According to a definition from the Wikipedia website:
Elasticsearch is a search engine based on the Lucene library. It provides a distributed, multitenant-capable full-text search engine with an HTTP web interface and schema-free JSON documents.
According to Elasticsearch platform website, Elasticsearch is the heart of the Elastic stack, which centrally stores your data for lightning fast search. The use of Elasticsearch, Kibana, Beats and Logstash as a search platform is commonly known as the ELK stack.

Next we are going to start up Elasticsearch, Kibana and Logstash using docker so we can better understand and visualize what this is all about.

Running the ELK stack using docker


Before running our containers with the images of each component of the stack, let's first save some minutes here to better understand what we are doing and what is the role of each service in the ELK stack.

As we mentioned before, Elasticsearch is the heart of the system where all the information are saved using the Apache Lucene as the text indexing and searching engine. But what about Logstach? Logstash is responsible to ingest data from different sources, applying any required transformations before sending it to the "stash", which in our case is the Elasticsearch itself. Kibana is the UI tool used to search for all text indexed information. It is the part of the system that we can see and interact as users of the platform looking for any text logged information in our application.

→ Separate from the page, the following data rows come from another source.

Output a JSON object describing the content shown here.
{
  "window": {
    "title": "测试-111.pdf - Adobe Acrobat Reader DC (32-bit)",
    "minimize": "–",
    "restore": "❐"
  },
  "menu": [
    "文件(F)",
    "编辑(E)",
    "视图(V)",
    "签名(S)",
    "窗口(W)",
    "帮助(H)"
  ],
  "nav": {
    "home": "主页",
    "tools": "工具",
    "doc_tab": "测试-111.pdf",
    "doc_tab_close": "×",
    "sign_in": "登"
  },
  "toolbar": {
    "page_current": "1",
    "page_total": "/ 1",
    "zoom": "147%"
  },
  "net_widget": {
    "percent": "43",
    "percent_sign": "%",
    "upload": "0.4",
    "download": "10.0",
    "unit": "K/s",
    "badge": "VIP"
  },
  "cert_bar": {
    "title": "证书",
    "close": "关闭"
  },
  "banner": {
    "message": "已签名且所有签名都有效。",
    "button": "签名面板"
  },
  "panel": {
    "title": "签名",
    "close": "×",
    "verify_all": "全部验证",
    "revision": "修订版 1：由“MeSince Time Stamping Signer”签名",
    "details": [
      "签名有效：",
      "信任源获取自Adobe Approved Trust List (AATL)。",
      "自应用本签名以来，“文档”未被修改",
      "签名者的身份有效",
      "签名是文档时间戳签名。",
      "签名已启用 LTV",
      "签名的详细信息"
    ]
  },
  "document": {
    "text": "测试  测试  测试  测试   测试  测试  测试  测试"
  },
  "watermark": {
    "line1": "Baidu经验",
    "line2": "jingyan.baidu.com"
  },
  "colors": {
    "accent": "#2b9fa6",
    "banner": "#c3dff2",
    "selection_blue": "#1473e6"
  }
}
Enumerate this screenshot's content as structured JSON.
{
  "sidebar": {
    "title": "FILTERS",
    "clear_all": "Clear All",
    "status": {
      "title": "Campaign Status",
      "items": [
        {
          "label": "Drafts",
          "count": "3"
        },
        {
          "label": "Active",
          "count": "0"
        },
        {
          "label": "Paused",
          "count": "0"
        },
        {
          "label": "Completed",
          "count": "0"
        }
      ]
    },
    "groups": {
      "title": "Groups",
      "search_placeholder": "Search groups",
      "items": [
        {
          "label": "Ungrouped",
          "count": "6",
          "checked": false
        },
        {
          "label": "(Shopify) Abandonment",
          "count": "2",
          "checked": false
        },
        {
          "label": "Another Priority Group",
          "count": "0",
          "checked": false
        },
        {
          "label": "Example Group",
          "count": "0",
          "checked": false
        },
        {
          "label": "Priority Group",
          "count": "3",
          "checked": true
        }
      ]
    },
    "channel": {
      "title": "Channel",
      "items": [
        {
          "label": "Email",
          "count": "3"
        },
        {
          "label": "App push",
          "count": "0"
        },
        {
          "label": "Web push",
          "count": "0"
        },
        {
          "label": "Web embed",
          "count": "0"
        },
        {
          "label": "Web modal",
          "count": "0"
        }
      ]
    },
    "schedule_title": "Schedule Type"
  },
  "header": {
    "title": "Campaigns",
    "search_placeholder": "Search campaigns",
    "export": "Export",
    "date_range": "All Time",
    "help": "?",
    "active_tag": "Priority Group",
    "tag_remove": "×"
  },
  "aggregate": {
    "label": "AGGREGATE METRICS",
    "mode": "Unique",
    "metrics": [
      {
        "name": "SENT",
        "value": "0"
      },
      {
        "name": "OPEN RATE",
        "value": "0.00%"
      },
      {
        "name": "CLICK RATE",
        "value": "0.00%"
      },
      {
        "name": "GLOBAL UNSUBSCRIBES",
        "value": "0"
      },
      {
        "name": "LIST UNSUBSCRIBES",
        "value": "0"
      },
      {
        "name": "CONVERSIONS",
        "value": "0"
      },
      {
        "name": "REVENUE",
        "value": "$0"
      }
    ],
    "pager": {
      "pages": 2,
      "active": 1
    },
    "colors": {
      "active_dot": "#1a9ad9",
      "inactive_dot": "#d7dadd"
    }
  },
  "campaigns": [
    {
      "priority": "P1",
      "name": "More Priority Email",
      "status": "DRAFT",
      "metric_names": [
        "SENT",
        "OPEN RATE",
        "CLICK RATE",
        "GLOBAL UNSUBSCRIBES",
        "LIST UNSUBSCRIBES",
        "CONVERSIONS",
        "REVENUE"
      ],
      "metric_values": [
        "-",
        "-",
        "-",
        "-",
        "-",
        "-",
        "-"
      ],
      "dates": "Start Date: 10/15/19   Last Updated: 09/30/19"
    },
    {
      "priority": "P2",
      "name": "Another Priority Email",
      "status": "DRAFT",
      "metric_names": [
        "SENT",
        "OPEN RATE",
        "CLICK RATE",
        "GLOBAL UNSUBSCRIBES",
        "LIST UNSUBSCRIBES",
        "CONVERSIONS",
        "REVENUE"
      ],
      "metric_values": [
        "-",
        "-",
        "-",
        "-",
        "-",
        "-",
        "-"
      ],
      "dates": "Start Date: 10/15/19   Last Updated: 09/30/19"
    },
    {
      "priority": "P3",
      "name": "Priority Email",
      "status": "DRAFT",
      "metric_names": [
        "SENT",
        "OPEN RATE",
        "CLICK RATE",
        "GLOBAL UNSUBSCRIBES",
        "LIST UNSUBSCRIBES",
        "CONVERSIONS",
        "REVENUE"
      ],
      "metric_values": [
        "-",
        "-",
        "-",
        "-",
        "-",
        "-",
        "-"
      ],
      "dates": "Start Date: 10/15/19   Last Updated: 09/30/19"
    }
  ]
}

So, lets run our ELK stack containers now to see all this in action.
docker-compose up -d
If everything went well you should be able to run the docker-compose ps command to find all your containers in a Up state. You can always run docker-compose logs to check the logged information of all services and to visualize if any errors have happended during its startup.

Reaching the Elasticserach API

With all services up and running, it's time to get to know how to access and check that the basic functionality of our services are working fine. Let's first check if we can reach the Elasticsearch service at the following url:
http://localhost:9200
You should be able to see the following response from the Elasticsearch API showing the famous tagline "You Know, for Search", demonstrating that the service is up and running fine:
Go to the following uri to access the Kibana UI Home page:
http://localhost:5601/app/home/
The last thing we need to check for our system to work is Logstash. We need to know whether the service was able to create the logstash index that we need in order to be able to access our logs from Kibana. We can check all Elasticsearch index by visiting the following url:
http://localhost:9200/_cat/indices
If everything was configured correctly we should be able to see an image similar to this one, showing our logstash index.

Creating the Spring Boot application


Go to the Spring Initializr website and add the following initial dependencies to the project:
https://start.spring.io/

Using Logback


According to the project website, Logback is a successor to the log4j project and since we are using the Spring Boot Starter Web module, we already have Logback configure for logging. We just need to define the logging level and the logging file name in the application.properties file.
logging.level.org.springframework.web=INFO
logging.file.name=logs/application.log

Creating a simple REST Controller


Let's now create a simple rest controller to log all customers calls.

Adding structured logging


If we want to be able to search our logs based on some key-value properties we need to add some kind of structure to our logs. Logback provide a factory class called StructuredArguments for creating structured arguments logs. This works pretty much like a map. We just need to call the keyvalue method from the class to pass the key and value we want to log in a structured way.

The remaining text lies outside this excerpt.